When looking at the saliva, they saw that vaccinated individuals had large amounts of antibodies present compared to infected individuals, suggesting that vaccination not only offers protection against becoming infected, but should you become infected, it reduces the possibility of you transmitting it to others.
The number of antibodies produced and protection offered by vaccination increased substantially after the second vaccine dose was given, showing the importance in receiving the second dose.

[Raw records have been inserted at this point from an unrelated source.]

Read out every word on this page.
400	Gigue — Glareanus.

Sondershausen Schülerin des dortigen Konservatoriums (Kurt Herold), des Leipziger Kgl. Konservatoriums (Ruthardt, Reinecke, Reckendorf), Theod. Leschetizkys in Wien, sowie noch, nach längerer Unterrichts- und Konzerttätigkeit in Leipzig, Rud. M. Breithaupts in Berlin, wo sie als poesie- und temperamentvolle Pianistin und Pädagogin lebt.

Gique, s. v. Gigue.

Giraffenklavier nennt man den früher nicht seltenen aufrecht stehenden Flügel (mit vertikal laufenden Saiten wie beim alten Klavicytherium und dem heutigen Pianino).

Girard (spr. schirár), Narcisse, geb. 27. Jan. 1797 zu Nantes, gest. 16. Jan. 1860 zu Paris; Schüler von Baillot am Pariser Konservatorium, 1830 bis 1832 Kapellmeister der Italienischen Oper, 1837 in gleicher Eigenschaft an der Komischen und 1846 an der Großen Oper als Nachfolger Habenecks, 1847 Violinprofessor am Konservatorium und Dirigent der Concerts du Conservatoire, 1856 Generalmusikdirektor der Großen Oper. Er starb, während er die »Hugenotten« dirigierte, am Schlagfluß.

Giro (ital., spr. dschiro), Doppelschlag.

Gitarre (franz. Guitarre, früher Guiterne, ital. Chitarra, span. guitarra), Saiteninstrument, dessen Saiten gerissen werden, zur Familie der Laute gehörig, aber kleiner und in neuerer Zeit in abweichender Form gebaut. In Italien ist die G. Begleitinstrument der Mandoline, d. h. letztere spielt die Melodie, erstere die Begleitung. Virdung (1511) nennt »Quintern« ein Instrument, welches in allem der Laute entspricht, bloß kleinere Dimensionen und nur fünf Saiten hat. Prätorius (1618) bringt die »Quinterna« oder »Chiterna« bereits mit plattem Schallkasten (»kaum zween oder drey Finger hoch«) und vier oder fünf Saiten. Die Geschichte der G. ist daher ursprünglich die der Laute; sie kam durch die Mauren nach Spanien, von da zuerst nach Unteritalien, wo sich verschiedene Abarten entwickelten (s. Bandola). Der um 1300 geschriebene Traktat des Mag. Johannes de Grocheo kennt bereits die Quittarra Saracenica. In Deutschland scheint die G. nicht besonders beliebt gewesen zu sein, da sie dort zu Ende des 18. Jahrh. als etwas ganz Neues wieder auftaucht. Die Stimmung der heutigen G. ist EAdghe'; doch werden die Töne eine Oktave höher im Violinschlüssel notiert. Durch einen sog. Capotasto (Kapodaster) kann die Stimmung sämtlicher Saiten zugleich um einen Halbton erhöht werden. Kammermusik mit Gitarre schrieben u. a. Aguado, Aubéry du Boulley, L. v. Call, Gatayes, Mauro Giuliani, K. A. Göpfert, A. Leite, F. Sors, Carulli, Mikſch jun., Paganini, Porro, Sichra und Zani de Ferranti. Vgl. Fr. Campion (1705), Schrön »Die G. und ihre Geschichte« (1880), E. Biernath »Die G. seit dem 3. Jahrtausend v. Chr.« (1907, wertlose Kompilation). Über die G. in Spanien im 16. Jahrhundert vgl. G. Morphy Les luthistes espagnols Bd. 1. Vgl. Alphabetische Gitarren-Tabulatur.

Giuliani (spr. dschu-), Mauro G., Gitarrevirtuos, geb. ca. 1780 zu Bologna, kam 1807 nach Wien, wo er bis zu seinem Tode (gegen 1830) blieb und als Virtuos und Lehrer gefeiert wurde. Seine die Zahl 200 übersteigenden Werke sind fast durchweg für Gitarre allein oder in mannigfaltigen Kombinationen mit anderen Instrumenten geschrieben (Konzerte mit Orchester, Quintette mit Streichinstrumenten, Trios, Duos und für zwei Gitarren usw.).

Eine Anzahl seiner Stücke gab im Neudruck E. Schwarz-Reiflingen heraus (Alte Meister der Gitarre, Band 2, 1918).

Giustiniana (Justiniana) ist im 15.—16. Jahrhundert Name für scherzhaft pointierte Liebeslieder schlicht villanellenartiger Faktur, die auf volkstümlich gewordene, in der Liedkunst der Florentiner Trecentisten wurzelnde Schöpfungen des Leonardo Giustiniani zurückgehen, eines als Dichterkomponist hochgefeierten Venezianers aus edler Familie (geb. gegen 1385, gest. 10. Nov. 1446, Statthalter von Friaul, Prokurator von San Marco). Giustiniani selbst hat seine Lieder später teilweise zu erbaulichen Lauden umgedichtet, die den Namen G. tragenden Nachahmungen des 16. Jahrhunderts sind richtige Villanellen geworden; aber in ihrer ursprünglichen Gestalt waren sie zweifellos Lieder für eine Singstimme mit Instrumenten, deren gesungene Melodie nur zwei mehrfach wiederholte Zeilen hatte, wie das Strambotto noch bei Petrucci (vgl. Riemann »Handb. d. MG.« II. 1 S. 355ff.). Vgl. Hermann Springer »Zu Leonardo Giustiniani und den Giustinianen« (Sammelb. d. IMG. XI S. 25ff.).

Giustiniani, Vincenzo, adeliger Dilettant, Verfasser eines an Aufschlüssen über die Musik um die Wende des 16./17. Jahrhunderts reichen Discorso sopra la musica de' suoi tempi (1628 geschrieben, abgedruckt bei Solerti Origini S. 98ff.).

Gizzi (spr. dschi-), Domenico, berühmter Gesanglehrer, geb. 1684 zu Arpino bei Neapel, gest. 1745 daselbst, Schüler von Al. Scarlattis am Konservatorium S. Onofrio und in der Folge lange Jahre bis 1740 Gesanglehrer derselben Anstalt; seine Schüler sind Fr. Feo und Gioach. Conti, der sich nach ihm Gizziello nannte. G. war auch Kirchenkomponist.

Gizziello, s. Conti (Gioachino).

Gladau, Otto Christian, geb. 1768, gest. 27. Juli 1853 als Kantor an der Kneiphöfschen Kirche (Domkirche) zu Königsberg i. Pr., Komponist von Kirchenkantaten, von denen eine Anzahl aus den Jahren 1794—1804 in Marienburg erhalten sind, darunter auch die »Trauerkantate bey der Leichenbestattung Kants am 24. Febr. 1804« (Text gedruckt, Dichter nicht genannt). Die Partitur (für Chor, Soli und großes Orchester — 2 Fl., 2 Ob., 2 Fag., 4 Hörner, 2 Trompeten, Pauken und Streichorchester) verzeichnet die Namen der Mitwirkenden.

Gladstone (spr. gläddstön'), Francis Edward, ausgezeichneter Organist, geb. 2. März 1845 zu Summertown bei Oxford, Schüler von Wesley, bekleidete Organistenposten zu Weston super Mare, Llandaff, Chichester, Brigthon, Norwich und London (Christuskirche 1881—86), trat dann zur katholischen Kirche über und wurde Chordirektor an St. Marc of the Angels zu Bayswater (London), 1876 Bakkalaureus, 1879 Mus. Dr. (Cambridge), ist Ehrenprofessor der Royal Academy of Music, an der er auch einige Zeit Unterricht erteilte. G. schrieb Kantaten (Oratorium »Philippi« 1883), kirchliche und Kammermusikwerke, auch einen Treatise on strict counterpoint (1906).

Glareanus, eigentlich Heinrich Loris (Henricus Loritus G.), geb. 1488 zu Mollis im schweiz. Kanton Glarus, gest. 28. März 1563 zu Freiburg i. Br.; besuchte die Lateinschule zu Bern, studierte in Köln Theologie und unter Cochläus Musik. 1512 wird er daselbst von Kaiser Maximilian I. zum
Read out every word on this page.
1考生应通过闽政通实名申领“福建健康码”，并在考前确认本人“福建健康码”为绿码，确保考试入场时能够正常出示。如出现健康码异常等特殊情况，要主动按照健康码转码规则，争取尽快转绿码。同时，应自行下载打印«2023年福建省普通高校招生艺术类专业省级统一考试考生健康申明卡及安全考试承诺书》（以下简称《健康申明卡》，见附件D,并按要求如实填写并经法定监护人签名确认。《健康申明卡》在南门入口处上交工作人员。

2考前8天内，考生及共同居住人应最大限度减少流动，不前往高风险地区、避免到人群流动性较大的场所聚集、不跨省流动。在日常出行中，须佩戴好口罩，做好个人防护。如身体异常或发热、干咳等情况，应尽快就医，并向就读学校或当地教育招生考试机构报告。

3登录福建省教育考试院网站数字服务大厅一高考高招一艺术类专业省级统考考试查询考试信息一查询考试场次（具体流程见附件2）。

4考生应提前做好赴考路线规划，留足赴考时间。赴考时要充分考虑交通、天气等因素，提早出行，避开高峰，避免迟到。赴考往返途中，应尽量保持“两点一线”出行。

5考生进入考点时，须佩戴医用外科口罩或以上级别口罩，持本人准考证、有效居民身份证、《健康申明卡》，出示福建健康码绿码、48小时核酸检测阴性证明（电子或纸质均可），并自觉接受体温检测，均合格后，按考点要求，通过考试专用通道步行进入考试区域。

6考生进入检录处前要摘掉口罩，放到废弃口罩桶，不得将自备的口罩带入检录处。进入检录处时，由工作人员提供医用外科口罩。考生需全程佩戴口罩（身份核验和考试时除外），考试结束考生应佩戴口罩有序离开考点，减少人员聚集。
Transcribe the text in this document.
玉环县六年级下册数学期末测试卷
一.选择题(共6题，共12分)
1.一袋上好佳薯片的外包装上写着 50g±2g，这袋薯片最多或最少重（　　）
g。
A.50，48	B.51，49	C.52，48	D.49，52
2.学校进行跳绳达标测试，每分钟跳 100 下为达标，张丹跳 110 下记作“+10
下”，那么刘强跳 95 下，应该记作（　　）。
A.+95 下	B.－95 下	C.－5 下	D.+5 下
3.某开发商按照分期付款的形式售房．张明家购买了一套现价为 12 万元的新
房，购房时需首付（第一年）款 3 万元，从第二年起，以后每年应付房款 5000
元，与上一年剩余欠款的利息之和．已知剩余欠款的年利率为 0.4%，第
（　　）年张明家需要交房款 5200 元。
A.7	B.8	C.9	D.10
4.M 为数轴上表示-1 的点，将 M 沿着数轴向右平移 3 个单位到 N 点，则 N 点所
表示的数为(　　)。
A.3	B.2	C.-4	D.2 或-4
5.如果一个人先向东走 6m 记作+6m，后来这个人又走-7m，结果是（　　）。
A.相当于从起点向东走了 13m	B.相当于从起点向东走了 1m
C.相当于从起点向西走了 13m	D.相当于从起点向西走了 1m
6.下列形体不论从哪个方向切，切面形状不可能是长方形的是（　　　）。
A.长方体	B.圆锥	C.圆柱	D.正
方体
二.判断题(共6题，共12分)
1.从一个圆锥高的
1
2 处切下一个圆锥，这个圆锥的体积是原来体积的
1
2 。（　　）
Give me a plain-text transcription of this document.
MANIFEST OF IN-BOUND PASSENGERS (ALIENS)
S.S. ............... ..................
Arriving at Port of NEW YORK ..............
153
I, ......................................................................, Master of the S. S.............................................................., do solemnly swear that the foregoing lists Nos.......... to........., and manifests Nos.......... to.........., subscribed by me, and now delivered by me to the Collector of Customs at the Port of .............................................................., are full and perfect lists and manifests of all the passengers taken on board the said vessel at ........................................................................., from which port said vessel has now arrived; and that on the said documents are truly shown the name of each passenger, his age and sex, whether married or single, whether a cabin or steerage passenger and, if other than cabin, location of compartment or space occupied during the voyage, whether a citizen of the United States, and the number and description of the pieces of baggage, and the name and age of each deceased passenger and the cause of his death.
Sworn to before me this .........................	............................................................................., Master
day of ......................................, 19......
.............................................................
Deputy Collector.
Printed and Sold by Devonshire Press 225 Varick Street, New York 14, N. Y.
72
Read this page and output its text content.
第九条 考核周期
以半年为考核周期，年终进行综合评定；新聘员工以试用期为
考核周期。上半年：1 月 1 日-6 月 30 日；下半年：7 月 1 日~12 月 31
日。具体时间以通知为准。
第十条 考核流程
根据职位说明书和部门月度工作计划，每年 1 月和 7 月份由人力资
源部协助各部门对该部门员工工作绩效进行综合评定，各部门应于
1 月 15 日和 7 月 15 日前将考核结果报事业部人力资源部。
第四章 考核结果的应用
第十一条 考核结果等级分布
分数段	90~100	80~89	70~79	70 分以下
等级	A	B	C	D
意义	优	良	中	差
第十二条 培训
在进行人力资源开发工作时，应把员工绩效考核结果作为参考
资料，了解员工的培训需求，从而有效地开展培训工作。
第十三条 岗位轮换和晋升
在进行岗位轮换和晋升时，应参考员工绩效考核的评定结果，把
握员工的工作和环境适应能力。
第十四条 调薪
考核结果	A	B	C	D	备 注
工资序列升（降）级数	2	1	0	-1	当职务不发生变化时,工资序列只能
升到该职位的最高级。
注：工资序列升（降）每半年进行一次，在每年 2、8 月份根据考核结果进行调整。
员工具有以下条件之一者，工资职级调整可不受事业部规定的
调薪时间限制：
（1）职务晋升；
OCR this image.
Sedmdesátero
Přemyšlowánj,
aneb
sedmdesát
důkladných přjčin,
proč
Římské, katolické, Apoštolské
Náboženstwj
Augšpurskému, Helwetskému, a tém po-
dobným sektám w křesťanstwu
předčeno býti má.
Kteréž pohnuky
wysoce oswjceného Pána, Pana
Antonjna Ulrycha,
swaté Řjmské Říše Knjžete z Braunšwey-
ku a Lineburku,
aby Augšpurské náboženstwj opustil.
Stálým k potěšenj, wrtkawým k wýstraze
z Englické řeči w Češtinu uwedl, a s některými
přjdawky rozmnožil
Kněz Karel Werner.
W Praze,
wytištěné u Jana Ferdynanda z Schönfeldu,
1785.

At the time of the study, the two global variants of concern were the alpha and beta variants, so they examined whether the protection offered against these two variants was similar or different to that offered against the "wild-type". They found that while there was no reduction in neutralising antibodies against the alpha variant, there was a substantial reduction in neutralising antibodies against the beta variant. "This shows the importance of constantly updating vaccines to offer maximum protection against different strains of the virus," explains Dr Schneiderhan-Marra.
Since this study was completed, the virus has continued to mutate, with the delta variant now the dominant strain globally. As a result, the researchers have further developed their assays to include more targets from variants of concern, such as delta (India) and gamma (Brazil), along with other variants of interest (eta, iota, zeta, theta, kappa and epsilon), and other interesting strains such as the mink mutation discovered last year.
Dr Schneiderhan-Marra says: "Two further questions remain however with regards to vaccination: firstly, what protection is offered by the current vaccines against the delta and any other variants that arise in the future, and secondly, how long does protection offered by the current vaccines last and will you need a booster shot to not only increase protection generally, but to also offer protection against new variants?"
Her team is working on various studies, one of which includes the same donors in this study and how the protection they received from the vaccine changes over the course of the year. A further study is looking at how neutralising antibodies differ between different vaccines, and finally other studies are looking into other variants and their impact on protection.